For those of us in the military, and other transient communities, knowing where we were helps us to remember when something happened. Where were we when Zack broke his finger? Where we were when the kids got that shot? Where were we when we bought that piece of furniture? Where were we when the song or movie or television show was popular?
The question is also used in the courtroom. The lawyer will ask the defendant, “Where were you on the night this crime happened?” The question is meant to establish an alibi for the accused. Other questions might be asked to establish the whereabouts on other important moments, like when a gun was purchased. The lawyer is trying to prove that the defendant could not be guilty because he or she was not there. The questions might be asked by the prosecutor, too, as he or she tries to put the defendant in the right place at the right time, thus proving them guilty.
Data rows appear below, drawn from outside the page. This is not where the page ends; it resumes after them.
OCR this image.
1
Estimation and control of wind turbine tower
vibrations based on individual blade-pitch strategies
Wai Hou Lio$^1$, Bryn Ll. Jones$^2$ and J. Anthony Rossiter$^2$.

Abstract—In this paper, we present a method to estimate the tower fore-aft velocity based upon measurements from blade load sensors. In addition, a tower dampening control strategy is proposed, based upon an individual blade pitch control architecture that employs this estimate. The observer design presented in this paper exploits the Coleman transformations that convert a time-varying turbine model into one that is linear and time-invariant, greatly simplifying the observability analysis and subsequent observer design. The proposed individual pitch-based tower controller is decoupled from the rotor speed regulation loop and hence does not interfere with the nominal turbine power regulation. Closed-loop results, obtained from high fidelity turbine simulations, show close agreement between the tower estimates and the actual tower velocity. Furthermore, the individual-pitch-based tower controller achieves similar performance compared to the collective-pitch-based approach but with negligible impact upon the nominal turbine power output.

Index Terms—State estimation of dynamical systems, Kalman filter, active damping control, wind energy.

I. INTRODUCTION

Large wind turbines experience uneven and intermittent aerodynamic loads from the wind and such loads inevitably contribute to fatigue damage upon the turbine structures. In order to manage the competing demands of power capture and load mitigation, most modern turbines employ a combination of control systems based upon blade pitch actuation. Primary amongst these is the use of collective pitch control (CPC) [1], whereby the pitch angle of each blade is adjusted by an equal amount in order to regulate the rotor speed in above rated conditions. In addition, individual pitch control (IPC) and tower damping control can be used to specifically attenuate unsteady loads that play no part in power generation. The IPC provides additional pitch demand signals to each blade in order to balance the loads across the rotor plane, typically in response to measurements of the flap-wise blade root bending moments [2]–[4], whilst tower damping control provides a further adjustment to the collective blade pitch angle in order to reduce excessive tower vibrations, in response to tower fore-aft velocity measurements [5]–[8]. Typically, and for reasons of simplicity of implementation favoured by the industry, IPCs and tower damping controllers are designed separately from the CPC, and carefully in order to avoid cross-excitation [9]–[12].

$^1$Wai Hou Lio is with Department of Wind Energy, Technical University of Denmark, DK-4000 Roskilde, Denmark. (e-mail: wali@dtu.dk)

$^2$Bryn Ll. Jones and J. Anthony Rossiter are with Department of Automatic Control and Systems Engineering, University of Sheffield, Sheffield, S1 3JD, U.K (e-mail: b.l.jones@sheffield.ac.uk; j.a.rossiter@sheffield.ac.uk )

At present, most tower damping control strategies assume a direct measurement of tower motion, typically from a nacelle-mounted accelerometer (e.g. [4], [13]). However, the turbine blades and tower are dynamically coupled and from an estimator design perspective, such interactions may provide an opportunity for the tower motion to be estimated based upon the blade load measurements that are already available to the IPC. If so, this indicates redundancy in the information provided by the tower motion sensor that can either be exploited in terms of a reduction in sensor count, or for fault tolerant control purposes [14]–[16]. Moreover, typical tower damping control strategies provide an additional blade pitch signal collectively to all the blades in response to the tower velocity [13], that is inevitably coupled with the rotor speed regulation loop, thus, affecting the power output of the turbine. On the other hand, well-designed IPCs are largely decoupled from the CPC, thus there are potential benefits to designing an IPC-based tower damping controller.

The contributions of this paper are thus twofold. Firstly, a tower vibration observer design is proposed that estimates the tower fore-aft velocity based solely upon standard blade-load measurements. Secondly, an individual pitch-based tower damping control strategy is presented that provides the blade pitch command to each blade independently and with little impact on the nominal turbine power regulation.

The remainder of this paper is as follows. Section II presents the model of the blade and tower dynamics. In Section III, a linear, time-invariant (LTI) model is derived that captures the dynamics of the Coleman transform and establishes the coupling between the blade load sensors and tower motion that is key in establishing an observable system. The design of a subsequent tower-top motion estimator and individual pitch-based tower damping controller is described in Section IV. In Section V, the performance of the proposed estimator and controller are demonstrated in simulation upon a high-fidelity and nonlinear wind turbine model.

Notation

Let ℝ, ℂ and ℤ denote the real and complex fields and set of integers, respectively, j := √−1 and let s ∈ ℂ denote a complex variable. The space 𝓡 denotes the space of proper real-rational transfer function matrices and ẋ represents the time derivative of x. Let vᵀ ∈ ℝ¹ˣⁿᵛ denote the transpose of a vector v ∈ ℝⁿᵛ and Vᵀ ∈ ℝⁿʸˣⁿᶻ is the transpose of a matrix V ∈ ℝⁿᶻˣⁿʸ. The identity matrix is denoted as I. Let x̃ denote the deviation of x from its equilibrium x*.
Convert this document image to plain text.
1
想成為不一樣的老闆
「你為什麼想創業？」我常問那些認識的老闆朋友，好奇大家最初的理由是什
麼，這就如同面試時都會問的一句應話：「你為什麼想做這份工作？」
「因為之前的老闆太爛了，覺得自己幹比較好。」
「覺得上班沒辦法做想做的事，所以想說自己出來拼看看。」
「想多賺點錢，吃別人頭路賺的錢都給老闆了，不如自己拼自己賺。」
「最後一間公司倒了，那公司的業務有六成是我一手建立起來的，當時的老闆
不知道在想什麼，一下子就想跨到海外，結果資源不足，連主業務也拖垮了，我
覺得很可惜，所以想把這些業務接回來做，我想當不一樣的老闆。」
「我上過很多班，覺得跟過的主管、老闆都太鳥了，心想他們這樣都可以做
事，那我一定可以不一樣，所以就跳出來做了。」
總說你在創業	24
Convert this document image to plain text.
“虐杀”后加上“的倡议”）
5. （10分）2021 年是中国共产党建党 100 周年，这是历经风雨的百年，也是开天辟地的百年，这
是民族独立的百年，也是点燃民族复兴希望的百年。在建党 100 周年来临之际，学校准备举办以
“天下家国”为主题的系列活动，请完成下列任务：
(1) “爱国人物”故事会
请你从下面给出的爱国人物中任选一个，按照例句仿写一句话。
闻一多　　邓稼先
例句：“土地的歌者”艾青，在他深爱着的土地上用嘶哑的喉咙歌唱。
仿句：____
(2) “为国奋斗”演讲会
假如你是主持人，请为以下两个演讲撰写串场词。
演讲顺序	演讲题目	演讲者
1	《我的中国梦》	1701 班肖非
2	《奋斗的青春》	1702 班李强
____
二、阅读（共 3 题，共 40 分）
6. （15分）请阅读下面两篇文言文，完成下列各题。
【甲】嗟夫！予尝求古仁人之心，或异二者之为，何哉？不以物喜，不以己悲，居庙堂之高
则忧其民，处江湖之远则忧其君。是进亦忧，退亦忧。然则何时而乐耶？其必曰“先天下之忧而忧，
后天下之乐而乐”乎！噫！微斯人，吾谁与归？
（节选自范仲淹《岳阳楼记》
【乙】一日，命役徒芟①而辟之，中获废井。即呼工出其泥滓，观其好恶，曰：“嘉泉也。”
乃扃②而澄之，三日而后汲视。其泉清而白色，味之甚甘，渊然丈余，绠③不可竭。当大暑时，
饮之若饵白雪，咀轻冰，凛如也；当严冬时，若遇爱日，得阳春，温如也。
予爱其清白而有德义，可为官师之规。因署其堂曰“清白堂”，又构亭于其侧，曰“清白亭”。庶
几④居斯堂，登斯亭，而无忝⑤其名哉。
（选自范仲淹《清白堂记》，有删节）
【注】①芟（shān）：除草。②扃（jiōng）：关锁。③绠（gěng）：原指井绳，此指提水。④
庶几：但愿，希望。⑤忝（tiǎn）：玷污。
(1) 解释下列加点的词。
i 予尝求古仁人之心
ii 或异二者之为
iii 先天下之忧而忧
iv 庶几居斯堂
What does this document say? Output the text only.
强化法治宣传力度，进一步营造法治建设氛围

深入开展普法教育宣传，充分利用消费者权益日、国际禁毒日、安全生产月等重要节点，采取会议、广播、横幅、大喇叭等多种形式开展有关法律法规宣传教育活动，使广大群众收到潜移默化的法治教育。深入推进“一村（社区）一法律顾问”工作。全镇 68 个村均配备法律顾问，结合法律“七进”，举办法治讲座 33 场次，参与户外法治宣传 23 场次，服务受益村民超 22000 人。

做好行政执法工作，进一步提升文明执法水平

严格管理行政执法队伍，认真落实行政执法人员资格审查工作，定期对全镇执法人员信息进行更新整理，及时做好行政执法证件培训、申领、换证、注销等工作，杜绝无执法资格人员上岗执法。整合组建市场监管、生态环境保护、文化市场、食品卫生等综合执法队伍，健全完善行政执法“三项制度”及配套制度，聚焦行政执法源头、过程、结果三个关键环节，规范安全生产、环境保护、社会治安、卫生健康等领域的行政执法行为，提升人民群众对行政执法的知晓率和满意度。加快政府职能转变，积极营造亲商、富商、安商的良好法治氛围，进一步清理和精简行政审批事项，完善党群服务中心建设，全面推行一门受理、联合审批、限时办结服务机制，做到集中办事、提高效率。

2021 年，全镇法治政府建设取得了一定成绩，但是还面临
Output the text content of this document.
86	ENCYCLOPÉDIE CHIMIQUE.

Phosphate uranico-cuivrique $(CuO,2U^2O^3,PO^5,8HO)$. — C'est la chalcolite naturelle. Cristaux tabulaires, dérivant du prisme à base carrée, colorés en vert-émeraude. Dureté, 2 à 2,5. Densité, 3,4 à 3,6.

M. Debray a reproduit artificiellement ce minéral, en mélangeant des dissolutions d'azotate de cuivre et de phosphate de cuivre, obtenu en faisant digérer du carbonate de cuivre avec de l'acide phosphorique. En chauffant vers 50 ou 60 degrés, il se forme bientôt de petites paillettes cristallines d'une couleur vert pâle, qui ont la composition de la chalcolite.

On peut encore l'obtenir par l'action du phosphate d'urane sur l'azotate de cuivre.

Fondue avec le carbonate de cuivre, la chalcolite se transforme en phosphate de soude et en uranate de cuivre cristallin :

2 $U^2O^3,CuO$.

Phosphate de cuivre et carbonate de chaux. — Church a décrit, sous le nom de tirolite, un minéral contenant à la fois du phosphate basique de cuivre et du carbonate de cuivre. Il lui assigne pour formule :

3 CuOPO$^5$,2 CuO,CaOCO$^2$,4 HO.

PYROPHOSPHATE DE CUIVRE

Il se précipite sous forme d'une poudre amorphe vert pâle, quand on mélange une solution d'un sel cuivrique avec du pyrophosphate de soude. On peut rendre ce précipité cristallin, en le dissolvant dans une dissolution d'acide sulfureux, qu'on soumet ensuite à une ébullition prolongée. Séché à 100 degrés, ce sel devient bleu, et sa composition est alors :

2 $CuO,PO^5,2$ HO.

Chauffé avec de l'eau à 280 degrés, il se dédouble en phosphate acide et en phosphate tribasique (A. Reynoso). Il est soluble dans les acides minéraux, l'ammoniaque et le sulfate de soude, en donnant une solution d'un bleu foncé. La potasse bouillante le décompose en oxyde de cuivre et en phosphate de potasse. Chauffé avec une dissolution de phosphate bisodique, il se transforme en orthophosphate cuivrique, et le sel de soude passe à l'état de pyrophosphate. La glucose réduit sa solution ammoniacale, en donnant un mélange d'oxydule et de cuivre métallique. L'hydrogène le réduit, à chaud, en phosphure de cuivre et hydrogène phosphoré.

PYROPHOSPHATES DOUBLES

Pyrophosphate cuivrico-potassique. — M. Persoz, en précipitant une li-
God asks this question of Job in today’s passage. “Where were you when I laid the foundations of the earth?” In this case, the question is meant to establish that Job has no right to question the will and purpose of God. Job was not even a glimmer in his mother’s eye when God spoke the creation into existence. God has been from before the beginning and after the end. Human beings are simply unable to know or understand everything about the God we worship. He wouldn’t be worthy of worship if we could. It is especially hard when God allows terrible things to happen in our lives. We want to be angry. We want to go to court with God, to question Him, to insist on answers to our questions. But God reminds us that we weren’t there when He established the foundation of the earth and we’ll never fully understand Him. What seems to be bad from our point of view may lead to something beyond our imagination. We know that God is faithful. We can rest in God’s promises even when it seems like things are falling apart. Where were we when God laid the foundations of the earth? We did not yet exist in the flesh, but we were loved. Of this we can be sure.
In today’s epistle lesson, Paul tells us that today is the day of salvation. This is marvelous news, perhaps this is the day that God will stop the storm and save us from the raging waters. But we have to understand what this means. Salvation is a present reality although it doesn’t always seem that way? We know that as saved children of God, we have been adopted into His family, made heirs to His kingdom. It sure doesn’t seem like we are princes and princesses sometimes. We suffer. We fail. We are persecuted. Onesimos Nesib had a terribly difficult life. It seemed like he could never accomplish the things he set out to do, blocked constantly by nature, politics, health and ever other obstacle. In Paul’s letters, we hear that he was imprisoned, beaten, and faced hardship. He suffered sleepless nights and hunger. But by the power of the Holy Spirit, he endured these things and lived a life that did not take God’s grace in vain. “Through glory and dishonor, bad report and good report, genuine but regarded as imposters,” says Paul.
When we suffer in our faith, we are also regarded as imposters, because it seems to the world that God’s children should benefit from His power and resources, just as princes and princesses benefit from being a child of the king. What the world thinks of us does not matter. What matters is that today is the day of salvation and we are called to live in the grace of God through the bad times in hope for what is to come. In doing so, God will be glorified, if not today but in His time and way. It won’t be easy. The tasks are sometimes impossible. The burdens are too heavy to carry. But God is with us. He has saved us, but that salvation will never guarantee an easy life. We are called to work in this world whatever the circumstances so that God’s grace is not in vain.